By Kannaki Deka
(Reuters) – Hilton Worldwide Holdings Inc on Tuesday forecast a lower-than-expected annual profit as a surge in labor costs and other inflationary pressures are set to weigh on the hotel operator’s earnings.
Shares of the company, which owns brands including the Waldorf Astoria Hotels & Resorts, were down 4% at $148.37.
A surge in leisure travel in the U.S. has surpassed pre-pandemic levels, while fuel and labor costs have pressured profits for the tourism industry.
“Our ability to reprice rooms in real time creates a natural inflation hedge,” Hilton Chief Executive Officer Christopher Nassetta said.

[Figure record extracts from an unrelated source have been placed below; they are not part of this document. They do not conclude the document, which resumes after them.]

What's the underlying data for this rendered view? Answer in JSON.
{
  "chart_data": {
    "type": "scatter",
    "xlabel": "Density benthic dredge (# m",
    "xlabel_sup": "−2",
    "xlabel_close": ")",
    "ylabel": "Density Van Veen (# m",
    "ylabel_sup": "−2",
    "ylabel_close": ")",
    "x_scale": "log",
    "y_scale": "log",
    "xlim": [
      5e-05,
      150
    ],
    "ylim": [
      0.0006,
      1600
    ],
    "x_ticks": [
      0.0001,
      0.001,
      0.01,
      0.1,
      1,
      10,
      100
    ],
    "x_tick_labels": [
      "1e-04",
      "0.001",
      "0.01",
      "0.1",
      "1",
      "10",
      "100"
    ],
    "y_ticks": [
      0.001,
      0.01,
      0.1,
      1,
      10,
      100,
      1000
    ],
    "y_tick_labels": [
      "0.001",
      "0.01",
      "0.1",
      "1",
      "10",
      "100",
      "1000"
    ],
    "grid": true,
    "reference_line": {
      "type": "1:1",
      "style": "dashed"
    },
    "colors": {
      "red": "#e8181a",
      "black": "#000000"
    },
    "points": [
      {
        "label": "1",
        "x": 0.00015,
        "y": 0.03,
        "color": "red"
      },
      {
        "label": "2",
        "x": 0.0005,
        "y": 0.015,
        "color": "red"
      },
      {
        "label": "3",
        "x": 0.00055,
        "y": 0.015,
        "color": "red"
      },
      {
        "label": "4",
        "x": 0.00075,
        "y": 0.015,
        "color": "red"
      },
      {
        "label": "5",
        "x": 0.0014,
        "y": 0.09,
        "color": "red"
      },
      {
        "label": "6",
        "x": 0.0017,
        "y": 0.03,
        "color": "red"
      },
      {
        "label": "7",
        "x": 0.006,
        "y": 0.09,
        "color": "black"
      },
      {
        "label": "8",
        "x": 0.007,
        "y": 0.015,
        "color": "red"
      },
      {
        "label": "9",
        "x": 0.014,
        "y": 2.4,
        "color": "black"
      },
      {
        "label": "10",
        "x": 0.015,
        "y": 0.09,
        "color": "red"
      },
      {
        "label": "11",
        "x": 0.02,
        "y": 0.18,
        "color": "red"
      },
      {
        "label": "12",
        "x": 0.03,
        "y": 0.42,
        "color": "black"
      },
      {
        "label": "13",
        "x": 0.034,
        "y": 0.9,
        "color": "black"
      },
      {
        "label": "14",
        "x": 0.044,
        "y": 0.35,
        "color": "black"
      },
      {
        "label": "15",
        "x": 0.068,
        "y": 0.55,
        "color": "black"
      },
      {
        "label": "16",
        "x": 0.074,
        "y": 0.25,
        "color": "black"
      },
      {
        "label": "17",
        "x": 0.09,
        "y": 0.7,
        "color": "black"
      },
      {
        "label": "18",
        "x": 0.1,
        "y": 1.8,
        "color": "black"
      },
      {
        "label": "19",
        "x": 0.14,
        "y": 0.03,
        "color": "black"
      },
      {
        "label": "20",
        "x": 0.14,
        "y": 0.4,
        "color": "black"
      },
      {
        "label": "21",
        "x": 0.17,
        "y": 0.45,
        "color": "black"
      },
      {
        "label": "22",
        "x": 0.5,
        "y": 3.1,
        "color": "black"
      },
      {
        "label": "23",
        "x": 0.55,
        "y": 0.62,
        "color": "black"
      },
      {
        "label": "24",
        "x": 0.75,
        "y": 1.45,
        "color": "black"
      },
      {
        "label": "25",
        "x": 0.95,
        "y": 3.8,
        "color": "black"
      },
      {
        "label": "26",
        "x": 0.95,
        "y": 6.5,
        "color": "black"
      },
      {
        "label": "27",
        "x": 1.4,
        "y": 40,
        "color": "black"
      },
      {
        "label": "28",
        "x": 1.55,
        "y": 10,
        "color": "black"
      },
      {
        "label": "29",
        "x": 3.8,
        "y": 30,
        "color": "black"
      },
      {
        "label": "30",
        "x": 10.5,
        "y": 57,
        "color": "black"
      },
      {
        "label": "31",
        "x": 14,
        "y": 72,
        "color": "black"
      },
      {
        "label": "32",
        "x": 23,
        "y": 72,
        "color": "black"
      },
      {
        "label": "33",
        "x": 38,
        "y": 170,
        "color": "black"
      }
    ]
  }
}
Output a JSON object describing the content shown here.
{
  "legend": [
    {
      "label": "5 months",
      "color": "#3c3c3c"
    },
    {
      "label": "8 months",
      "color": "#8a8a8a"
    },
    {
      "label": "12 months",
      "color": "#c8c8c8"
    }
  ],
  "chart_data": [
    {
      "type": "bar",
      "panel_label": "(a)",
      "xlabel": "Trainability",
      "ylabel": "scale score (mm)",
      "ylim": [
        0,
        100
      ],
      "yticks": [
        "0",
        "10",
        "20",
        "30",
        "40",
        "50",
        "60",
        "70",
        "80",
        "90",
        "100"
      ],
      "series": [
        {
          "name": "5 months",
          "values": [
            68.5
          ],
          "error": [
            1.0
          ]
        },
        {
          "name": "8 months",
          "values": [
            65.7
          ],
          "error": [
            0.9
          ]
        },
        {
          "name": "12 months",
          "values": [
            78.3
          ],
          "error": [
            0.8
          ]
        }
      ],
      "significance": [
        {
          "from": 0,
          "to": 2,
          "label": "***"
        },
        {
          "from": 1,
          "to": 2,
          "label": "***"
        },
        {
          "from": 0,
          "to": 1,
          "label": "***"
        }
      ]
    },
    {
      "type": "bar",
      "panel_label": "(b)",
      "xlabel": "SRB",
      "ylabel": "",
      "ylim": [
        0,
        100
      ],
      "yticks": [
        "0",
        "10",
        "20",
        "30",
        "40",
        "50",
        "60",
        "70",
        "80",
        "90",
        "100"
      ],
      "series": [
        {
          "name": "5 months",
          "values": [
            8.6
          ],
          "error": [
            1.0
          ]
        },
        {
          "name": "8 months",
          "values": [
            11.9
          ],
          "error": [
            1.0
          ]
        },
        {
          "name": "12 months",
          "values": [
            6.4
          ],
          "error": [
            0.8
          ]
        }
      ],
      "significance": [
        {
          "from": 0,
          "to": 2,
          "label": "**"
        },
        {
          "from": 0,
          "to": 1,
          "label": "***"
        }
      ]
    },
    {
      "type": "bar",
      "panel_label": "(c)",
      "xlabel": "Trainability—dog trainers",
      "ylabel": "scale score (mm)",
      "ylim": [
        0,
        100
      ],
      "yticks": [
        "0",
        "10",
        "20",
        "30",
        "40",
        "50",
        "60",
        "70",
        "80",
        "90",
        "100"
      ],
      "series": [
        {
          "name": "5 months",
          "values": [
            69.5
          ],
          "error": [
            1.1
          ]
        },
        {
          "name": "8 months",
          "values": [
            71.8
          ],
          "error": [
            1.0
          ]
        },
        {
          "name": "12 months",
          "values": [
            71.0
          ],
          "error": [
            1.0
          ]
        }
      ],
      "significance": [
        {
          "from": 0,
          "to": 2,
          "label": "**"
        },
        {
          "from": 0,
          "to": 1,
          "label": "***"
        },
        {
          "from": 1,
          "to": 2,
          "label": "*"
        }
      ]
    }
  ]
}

The company expects a full-year adjusted profit of between $3.77 and $4.02 per share, compared with estimates of $4.10, according to Refinitiv IBES data.
Hilton also forecast a second-quarter profit of $0.98 to $1.03 per share. Analysts had expected earnings of $1.07 per share.
The company’s expenses rose 58.5% in the first quarter to $1.35 billion.
“Hilton-owned properties saw some inflation on the expense side with labor. This is something that we’re seeing around the country with inflation, if you want the best employees, it’s going to cost a little bit more,” Macquarie Securities analyst Chad Beynon said.
On an adjusted basis, the company earned 71 cents per share, beating estimates of 65 cents, as people spent more on travel, dining out and hotel stays despite rising inflation.
Hilton also reinstated dividend payout and buyback of shares earlier than expected. The company expects to return between $1.4 billion and $1.8 billion to stockholders this year.
The company’s comparable RevPAR, or revenue per available room, rose 80.5% in the reported quarter.
Hilton posted revenue of $1.72 billion, compared with estimates of $1.73 billion.